Why enter your film into a film festival?
Film festivals are an important step towards getting distribution for your film. They select the best films and get them an audience and give the film maker an opportunity to make industry connections and, for the best films, the best film festivals will offer an opportunity for distribution via film markets.
Getting accepted into the best film festivals is incredibly competitive but we list 10 tips to help you get your film accepted.
10 tips for film festival success:
(1) Not all film festivals are created equal
With over 7,000 film festivals to choose from it can be confusing and expensive ensuring your film has a successful circuit that won’t break the bank. Thoroughly check out each festival before submitting to make sure it suits your needs. Does it offer plenty of networking events and opportunity to mix with other film makers, is it in a place you’d like to visit, does it screen films in a physical location (ideally cinemas) on a large screen, are there prizes or awards, do you rate its previous winners, what do other filmmakers say about it, are the judges credible, is it a filter festival. The best film festivals will have information on all of these things so that you can decide whether to enter.
(2) Screen, screen, screen
If a film festival tries to restrict you from showing your film online, entering other festivals or insists on premiers it may not be right for you. Unfortunately even some of the more reputable and well-respected festivals try to prohibit you screening at other festivals or releasing your film online. This is utter lunacy that serves the festival not the filmmakers. Many festivals only run once a year, so to comply with such restrictions you could use the most valuable year of your film’s life just waiting to find out if you’ve been accepted. If you take these restrictions seriously you would be reduced to entering just a handful of festivals with very little chance of success so think carefully about it. For certain ‘big name’ films with famous actors this policy makes sense as a global premier with the associated press attention in one place is great marketing for the film, the actors and the festival. However, for the vast majority of films (and all short films) – it makes not sense whatsover as showing the film in one place will not reduce the publicity in the next place. If you are a short film maker and a festival insists on applying such antiquated and self-serving policies either steer clear completely or apply and continue to screen wherever you like (if you get selected let the festival do the detective work). Films are for sharing.
(3) Know the submission rules for film festivals
If you find yourself getting rejected from the the best film festivals, don’t despair there are plenty of excellent niche or local festivals which may offer your film a higher chance of success and will get your film an audience and provide you with the opportunity to make connections.

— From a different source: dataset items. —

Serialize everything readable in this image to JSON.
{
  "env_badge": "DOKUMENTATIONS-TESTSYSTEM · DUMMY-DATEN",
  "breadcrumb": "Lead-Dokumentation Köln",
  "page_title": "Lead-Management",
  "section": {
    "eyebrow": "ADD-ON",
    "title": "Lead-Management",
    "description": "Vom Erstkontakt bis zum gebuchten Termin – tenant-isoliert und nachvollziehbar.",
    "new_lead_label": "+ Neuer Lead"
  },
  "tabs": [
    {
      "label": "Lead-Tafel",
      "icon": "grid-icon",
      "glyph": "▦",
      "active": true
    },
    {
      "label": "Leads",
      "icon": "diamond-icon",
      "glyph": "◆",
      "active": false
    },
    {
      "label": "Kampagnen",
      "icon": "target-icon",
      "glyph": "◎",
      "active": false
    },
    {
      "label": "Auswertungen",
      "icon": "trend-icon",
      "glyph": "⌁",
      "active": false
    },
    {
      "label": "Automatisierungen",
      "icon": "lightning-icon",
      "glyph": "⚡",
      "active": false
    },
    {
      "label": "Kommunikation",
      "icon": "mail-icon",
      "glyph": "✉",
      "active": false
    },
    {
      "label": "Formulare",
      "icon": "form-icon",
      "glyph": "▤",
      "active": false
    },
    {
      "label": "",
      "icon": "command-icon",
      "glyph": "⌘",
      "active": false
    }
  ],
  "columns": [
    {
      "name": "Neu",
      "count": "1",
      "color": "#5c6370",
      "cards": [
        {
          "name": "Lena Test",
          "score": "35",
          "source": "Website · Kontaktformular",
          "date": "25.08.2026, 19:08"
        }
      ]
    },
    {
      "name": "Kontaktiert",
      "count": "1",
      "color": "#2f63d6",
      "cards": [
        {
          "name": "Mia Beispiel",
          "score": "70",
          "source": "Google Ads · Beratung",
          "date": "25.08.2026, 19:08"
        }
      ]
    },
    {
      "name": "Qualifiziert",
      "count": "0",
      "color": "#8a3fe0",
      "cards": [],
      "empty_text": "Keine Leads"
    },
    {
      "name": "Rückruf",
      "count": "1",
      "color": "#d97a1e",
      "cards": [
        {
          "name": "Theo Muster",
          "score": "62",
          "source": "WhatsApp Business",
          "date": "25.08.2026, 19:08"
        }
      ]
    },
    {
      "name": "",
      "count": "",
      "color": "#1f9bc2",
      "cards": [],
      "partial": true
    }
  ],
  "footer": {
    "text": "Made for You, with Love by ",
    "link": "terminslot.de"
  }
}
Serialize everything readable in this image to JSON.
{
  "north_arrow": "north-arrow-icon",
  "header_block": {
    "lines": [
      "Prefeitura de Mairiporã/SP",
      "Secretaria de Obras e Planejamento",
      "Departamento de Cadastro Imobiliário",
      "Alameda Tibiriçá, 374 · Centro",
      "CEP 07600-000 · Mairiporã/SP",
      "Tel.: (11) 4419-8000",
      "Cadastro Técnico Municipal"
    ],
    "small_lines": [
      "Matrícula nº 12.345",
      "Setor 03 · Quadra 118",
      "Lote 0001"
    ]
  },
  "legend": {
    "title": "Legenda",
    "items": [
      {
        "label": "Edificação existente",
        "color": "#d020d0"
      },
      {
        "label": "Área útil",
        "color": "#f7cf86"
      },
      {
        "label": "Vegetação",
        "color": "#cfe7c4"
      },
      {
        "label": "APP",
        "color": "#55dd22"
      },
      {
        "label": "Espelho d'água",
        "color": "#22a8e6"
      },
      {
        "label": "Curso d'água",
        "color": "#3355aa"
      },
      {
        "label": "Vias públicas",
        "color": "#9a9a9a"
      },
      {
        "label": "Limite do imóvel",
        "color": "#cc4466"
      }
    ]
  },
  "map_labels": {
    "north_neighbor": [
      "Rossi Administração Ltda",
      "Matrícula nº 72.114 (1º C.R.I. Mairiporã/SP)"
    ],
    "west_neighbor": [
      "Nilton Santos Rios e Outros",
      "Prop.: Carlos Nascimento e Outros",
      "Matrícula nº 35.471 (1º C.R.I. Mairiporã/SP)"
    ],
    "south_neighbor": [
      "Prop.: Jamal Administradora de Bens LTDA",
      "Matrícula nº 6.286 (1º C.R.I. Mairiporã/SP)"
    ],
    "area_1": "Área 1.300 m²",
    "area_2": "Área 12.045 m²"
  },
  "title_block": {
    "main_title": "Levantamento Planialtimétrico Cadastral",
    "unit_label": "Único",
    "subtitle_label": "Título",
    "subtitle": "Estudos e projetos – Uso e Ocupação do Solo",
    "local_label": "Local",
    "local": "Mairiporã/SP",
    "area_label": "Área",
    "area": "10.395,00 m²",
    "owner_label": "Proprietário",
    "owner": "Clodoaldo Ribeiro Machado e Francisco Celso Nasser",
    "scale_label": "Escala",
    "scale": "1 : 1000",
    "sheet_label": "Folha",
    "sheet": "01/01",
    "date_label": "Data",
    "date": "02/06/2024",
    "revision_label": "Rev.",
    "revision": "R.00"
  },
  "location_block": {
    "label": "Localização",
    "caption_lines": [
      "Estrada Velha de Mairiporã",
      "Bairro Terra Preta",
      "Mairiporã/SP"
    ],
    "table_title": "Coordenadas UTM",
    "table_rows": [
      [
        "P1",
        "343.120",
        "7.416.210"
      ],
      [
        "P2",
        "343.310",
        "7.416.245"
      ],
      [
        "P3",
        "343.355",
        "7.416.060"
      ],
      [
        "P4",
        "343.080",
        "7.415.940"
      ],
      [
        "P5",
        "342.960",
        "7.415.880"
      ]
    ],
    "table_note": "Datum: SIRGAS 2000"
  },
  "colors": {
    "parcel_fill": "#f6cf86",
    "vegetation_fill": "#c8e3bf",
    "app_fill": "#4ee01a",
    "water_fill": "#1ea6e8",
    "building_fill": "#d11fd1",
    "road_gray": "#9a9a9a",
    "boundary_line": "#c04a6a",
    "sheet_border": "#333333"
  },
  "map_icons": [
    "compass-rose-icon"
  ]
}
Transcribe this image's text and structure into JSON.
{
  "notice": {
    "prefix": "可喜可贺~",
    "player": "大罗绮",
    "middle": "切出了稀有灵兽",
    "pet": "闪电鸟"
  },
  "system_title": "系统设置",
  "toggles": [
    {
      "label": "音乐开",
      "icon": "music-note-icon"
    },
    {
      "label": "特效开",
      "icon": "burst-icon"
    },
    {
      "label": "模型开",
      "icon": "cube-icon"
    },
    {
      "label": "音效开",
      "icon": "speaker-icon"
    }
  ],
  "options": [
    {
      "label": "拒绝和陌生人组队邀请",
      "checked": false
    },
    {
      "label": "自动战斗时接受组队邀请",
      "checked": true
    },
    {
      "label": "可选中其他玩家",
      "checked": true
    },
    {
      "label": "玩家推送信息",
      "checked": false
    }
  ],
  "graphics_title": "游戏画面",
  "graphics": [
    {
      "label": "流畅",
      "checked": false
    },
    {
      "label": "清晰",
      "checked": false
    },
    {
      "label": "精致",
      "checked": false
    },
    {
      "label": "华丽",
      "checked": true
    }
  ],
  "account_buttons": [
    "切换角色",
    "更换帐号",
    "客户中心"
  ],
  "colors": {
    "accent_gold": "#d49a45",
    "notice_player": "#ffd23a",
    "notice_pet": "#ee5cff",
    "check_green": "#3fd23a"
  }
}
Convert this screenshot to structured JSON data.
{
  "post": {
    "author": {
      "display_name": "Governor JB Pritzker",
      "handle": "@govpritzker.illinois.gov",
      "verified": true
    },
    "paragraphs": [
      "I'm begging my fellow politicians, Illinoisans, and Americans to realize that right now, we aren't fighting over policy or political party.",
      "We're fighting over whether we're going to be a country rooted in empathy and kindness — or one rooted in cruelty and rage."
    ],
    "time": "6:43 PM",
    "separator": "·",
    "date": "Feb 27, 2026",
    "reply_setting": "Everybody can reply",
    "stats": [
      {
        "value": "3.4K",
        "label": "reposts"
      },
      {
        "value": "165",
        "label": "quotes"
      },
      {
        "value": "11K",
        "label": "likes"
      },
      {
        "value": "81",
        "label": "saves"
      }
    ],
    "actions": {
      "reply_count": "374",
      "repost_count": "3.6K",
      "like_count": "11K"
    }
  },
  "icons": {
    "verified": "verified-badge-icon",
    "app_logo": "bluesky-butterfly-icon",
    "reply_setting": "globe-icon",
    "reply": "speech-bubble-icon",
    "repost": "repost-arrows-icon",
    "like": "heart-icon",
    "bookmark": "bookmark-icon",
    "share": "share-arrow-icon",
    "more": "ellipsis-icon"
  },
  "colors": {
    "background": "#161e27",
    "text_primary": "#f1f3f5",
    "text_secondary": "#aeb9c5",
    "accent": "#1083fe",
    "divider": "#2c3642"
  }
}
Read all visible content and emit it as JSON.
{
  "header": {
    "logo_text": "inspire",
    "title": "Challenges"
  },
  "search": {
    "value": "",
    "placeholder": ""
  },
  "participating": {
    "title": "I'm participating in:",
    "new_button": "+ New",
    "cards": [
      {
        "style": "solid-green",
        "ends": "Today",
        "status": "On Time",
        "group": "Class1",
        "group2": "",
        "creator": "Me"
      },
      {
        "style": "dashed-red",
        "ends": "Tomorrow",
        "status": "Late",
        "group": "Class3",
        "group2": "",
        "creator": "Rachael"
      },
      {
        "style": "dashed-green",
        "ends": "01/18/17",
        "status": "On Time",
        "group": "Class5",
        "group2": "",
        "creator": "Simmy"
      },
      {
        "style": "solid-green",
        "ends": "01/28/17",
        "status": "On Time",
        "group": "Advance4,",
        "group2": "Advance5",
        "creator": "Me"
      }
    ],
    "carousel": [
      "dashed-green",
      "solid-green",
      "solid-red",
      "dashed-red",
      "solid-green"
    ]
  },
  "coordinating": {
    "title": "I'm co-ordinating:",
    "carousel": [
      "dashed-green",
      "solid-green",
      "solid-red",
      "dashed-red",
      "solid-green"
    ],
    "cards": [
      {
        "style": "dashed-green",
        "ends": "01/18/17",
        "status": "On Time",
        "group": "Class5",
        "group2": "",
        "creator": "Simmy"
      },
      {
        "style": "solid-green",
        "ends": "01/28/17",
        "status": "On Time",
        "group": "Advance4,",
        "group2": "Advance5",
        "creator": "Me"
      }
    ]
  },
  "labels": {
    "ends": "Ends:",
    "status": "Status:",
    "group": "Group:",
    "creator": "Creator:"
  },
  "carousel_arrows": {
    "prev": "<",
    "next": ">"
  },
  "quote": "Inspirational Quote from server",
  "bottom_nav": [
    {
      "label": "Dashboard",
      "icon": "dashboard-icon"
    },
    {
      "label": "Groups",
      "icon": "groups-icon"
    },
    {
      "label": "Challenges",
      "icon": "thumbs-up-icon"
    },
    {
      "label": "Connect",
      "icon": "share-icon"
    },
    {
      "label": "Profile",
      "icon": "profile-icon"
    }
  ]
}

However, for all of the film festivals that you want to submit to, make sure your film is the correct length, genre, and language before submitting. Don’t send your short film to a feature festival, your drama to an animation festival or gore fest to a family friendly film festival.
(4) For short films – it’s all about the length of your film
The most common complaint we hear about short films is they are too long. Embrace the challenge of the genre and make your film as short and concise as possible. When it comes to festivals short is most definitely sweet. Quality screening time is expensive and limited and festivals want to show as many films as possible in the time they have. A 30-min film would take a third of a 90 minute screening so would need to be three times as entertaining as a 10-minute film.
(5) Excite the film festival judges
Film festival judges will be watching dozens of films a day and make a decision very quickly. Make sure your film has an attention grabbing start, that’s well made with good sound. You don’t want your film rejected in the first few minutes because of a dodgy start. Ask some people you trust to watch your film before you finish the edit – ask for very honest feedback and don’t be offended or defensive when they give it. It’s far better being told your film is too long, or the ending is confusing when there’s still time to make changes than when a judge thinks the same and rejects it.
(6) Step into the light
Avoid too many very dark or night scenes – or think of ways to subtlety light them. Projecting films mean they play darker in a cinema and very often ‘mysterious, romantic, scary or atmospheric moments turn in to long black holes during screenings. Many a good film will be rejected because it just won’t play well in a cinema. Make sure your post production team/editor/mate knows it’s intended to play on a big screen and they should brighten accordingly.
(7) Have a laugh
There is always a shortage of good comedies on the film festival circuit which is annoying because there’s nothing like a good laugh to raise the mood in a cinema. With festivals clamouring for the best comedies the secret is to make audiences laugh and you’ve got yourself a golden ticket.
(8) Film festival judges are all ears
Many inexperienced directors make the common mistake of focusing on the camera work and the visuals and simply forget about the importance of good sound – until they get to the edit when it will literally come crashing down. Sound is just as, if not more, important than the visuals so record your sound professionally because a cinema experience won’t help your sound it will amplify its faults.
(9) For short film festivals, think small
Consider making a micro film (under five minutes). They are cheap, fast, fun and best, festivals cannot get enough high quality, delicious bite-sized morsels of entertainment.
(10) Learn from your mistakes
If you don’t get accepted for a film festival politely ask for honest feedback. Good film festivals should be happy to help you improve so you come back even stronger.